No podemos volver la vista ante el espectáculo impresionante de la abundancia de bienes que crecen ante nosotros: proteínas, grasas, hidratos de carbono, vitaminas, enzimas, etc, y que la mayoría de las veces ignoramos que están presente en nuestra despensa ocultos en un diente de ajo o bajo la cáscara de una cebolla, de una naranja o en las hojas de unas espinacas.
Dejemos ya de intentar modificar el equilibrio ecológico del mundo en aras de una pretendida civilización y pensemos que las plantas constituyen para el hombre una garantía de supervivencia.
Mientras veamos grandes extensiones de vegetación, podemos pensar que todavía es posible la vida en nuestro planeta.

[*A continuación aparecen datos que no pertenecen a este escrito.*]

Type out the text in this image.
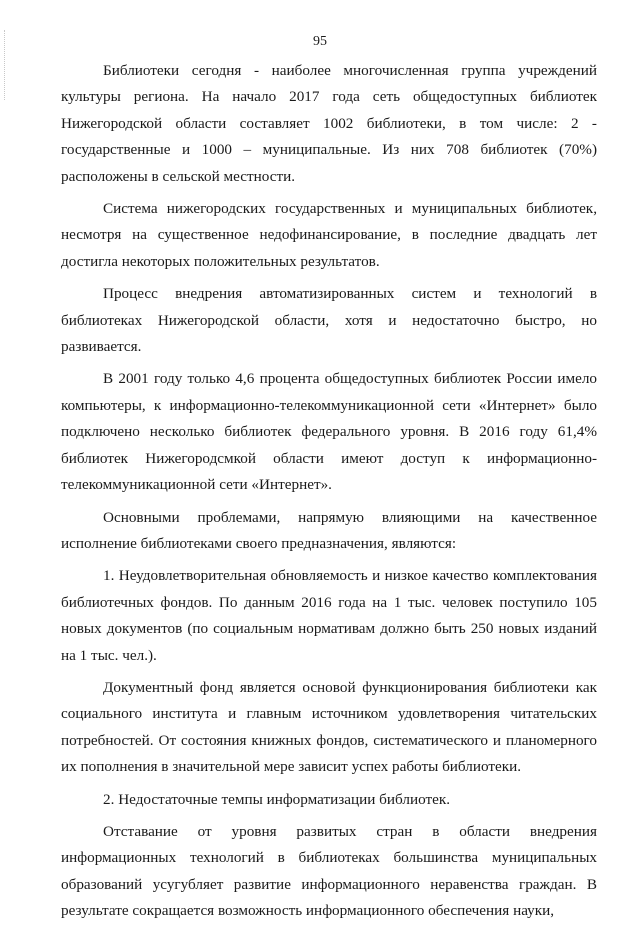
95

Библиотеки сегодня - наиболее многочисленная группа учреждений культуры региона. На начало 2017 года сеть общедоступных библиотек Нижегородской области составляет 1002 библиотеки, в том числе: 2 - государственные и 1000 – муниципальные. Из них 708 библиотек (70%) расположены в сельской местности.

Система нижегородских государственных и муниципальных библиотек, несмотря на существенное недофинансирование, в последние двадцать лет достигла некоторых положительных результатов.

Процесс внедрения автоматизированных систем и технологий в библиотеках Нижегородской области, хотя и недостаточно быстро, но развивается.

В 2001 году только 4,6 процента общедоступных библиотек России имело компьютеры, к информационно-телекоммуникационной сети «Интернет» было подключено несколько библиотек федерального уровня. В 2016 году 61,4% библиотек Нижегородсмкой области имеют доступ к информационно-телекоммуникационной сети «Интернет».

Основными проблемами, напрямую влияющими на качественное исполнение библиотеками своего предназначения, являются:

1. Неудовлетворительная обновляемость и низкое качество комплектования библиотечных фондов. По данным 2016 года на 1 тыс. человек поступило 105 новых документов (по социальным нормативам должно быть 250 новых изданий на 1 тыс. чел.).

Документный фонд является основой функционирования библиотеки как социального института и главным источником удовлетворения читательских потребностей. От состояния книжных фондов, систематического и планомерного их пополнения в значительной мере зависит успех работы библиотеки.

2. Недостаточные темпы информатизации библиотек.

Отставание от уровня развитых стран в области внедрения информационных технологий в библиотеках большинства муниципальных образований усугубляет развитие информационного неравенства граждан. В результате сокращается возможность информационного обеспечения науки,
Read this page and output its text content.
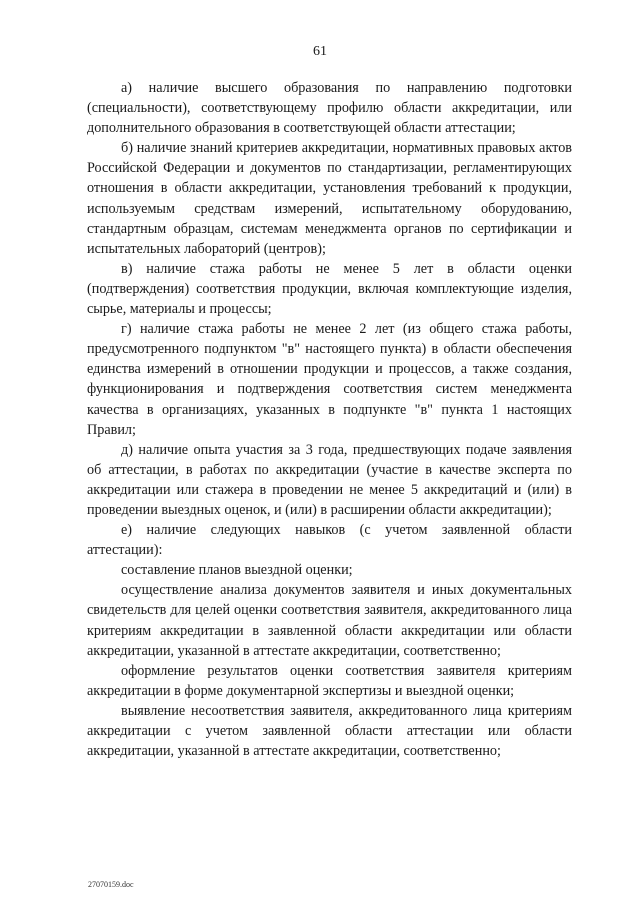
61

а) наличие высшего образования по направлению подготовки (специальности), соответствующему профилю области аккредитации, или дополнительного образования в соответствующей области аттестации;

б) наличие знаний критериев аккредитации, нормативных правовых актов Российской Федерации и документов по стандартизации, регламентирующих отношения в области аккредитации, установления требований к продукции, используемым средствам измерений, испытательному оборудованию, стандартным образцам, системам менеджмента органов по сертификации и испытательных лабораторий (центров);

в) наличие стажа работы не менее 5 лет в области оценки (подтверждения) соответствия продукции, включая комплектующие изделия, сырье, материалы и процессы;

г) наличие стажа работы не менее 2 лет (из общего стажа работы, предусмотренного подпунктом "в" настоящего пункта) в области обеспечения единства измерений в отношении продукции и процессов, а также создания, функционирования и подтверждения соответствия систем менеджмента качества в организациях, указанных в подпункте "в" пункта 1 настоящих Правил;

д) наличие опыта участия за 3 года, предшествующих подаче заявления об аттестации, в работах по аккредитации (участие в качестве эксперта по аккредитации или стажера в проведении не менее 5 аккредитаций и (или) в проведении выездных оценок, и (или) в расширении области аккредитации);

е) наличие следующих навыков (с учетом заявленной области аттестации):

составление планов выездной оценки;

осуществление анализа документов заявителя и иных документальных свидетельств для целей оценки соответствия заявителя, аккредитованного лица критериям аккредитации в заявленной области аккредитации или области аккредитации, указанной в аттестате аккредитации, соответственно;

оформление результатов оценки соответствия заявителя критериям аккредитации в форме документарной экспертизы и выездной оценки;

выявление несоответствия заявителя, аккредитованного лица критериям аккредитации с учетом заявленной области аттестации или области аккредитации, указанной в аттестате аккредитации, соответственно;

27070159.doc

Seamos conscientes de que cada brizna de hierba, cada matorral, tiene su razón de vivir o de morir. Pero no a nuestras manos sino cumpliendo su ciclo ecológico, de artesanos y de obreros que aseguran el orden botánico.
En nuestras Facultades de Medicina y de Farmacia debería enseñarse, junto a la botánica y la fitoterapia, una asignatura de fitosociología para evitar hallarnos ante el espectáculo sobrecogedor de un planeta en agonía.
Tratemos pues de tener siempre a nuestros pies un valle fértil, lleno de vida y de esperanza, en el que reposen nuestro cuerpo y nuestro espíritu.